We wrote about the GOP’s new legislation to reauthorize the nation’s higher education law last week. But there’s one issue we should highlight that specifically impacts teachers.
The PROSPER Act would eliminate the Public Service Loan Forgiveness program that currently allows for the cancellation of higher education debt —under certain conditions—for teachers, as well as others working for federal, state, and local governments. In addition, the bill would end loan forgiveness for teachers under the Perkins Loan Program, according to a summary of the bill from the American Council on Education, which tracks higher education policy.

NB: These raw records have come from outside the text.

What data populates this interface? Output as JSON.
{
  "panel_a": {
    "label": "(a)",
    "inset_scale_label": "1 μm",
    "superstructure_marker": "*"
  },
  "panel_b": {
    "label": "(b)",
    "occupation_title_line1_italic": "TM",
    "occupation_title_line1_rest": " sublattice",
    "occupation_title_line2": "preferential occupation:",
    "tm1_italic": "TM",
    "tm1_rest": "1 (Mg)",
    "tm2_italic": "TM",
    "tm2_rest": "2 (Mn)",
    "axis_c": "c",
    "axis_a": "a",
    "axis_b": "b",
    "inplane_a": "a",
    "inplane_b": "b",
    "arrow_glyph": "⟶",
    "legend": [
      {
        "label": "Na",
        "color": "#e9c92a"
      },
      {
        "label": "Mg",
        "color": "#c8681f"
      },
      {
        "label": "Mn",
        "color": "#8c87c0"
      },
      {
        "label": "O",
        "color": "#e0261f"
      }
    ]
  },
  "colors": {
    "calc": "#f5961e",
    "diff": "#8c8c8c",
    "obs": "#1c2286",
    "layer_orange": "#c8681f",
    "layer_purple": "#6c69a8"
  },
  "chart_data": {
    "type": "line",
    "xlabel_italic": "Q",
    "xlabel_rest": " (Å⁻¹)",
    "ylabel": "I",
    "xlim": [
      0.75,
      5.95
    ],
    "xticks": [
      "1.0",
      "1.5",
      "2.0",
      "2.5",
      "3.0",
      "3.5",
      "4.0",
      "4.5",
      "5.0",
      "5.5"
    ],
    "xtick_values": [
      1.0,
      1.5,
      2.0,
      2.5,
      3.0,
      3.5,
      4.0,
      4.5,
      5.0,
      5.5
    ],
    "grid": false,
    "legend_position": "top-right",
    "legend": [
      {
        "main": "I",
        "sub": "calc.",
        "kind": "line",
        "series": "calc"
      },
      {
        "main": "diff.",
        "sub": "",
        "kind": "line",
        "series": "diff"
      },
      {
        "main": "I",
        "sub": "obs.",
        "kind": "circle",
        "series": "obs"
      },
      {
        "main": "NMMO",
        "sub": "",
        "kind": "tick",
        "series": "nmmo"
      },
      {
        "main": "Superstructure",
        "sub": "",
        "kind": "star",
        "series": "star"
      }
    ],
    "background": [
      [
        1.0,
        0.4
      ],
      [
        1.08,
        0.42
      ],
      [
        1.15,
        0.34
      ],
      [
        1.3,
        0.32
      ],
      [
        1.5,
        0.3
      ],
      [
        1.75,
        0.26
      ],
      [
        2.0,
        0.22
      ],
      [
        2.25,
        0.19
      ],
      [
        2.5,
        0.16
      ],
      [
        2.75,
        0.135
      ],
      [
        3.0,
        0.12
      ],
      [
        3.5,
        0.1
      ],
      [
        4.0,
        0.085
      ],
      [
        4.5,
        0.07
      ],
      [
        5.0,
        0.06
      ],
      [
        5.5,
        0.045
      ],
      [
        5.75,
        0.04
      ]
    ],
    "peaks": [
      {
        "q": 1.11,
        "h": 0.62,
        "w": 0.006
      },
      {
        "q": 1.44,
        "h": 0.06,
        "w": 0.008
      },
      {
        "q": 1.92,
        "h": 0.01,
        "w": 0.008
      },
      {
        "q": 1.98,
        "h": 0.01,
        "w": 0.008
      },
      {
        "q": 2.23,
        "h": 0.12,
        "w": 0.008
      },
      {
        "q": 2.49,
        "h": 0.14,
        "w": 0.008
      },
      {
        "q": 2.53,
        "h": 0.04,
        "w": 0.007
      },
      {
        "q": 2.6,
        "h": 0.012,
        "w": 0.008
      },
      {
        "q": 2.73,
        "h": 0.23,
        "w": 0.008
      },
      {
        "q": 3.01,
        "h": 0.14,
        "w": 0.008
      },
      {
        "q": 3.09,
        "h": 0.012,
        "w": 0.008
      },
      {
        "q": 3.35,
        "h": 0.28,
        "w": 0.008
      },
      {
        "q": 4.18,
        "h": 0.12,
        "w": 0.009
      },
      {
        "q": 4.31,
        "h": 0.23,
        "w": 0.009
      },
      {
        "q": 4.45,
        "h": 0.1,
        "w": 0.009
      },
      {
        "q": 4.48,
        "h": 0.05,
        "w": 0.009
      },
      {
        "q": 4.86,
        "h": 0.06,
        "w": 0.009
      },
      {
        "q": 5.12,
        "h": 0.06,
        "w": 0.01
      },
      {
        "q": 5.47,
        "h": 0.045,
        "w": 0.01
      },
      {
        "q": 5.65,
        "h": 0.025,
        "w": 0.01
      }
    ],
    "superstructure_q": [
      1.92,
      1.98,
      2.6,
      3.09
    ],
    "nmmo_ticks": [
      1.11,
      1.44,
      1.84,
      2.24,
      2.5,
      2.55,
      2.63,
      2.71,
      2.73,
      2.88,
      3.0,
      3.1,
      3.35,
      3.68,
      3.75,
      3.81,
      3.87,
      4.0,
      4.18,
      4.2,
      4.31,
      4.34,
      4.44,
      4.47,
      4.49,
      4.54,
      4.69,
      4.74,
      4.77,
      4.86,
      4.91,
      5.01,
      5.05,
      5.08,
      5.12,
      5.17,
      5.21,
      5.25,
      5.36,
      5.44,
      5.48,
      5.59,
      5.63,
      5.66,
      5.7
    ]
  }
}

Under the Public Service Loan Forgiveness Program, qualifying individuals can have their outstanding loans for higher education forgiven if they have made 120 qualifying monthly payments. People also have to be considered full-time employees by their organizations, or work at least 30 hours a week at their jobs.
Ending loan forgiveness for public service isn’t a new idea even for 2017: The Trump administration’s proposed budget for fiscal 2018 would also eliminate the loan forgiveness program. But it could have a significant impact on many K-12 teachers who took out student loans. Earlier this year, the Education Department also cast some doubt on whether PSLF would cover some applicants to the program.
The Perkins loan program allows for higher education debt to be forgiven—again, under certain circumstances—for teachers working at low-income schools, or for those who teach subjects like math and science.
Republicans are expected to work to pass the PROSPER Act over the next year, although it’s no sure thing to pass.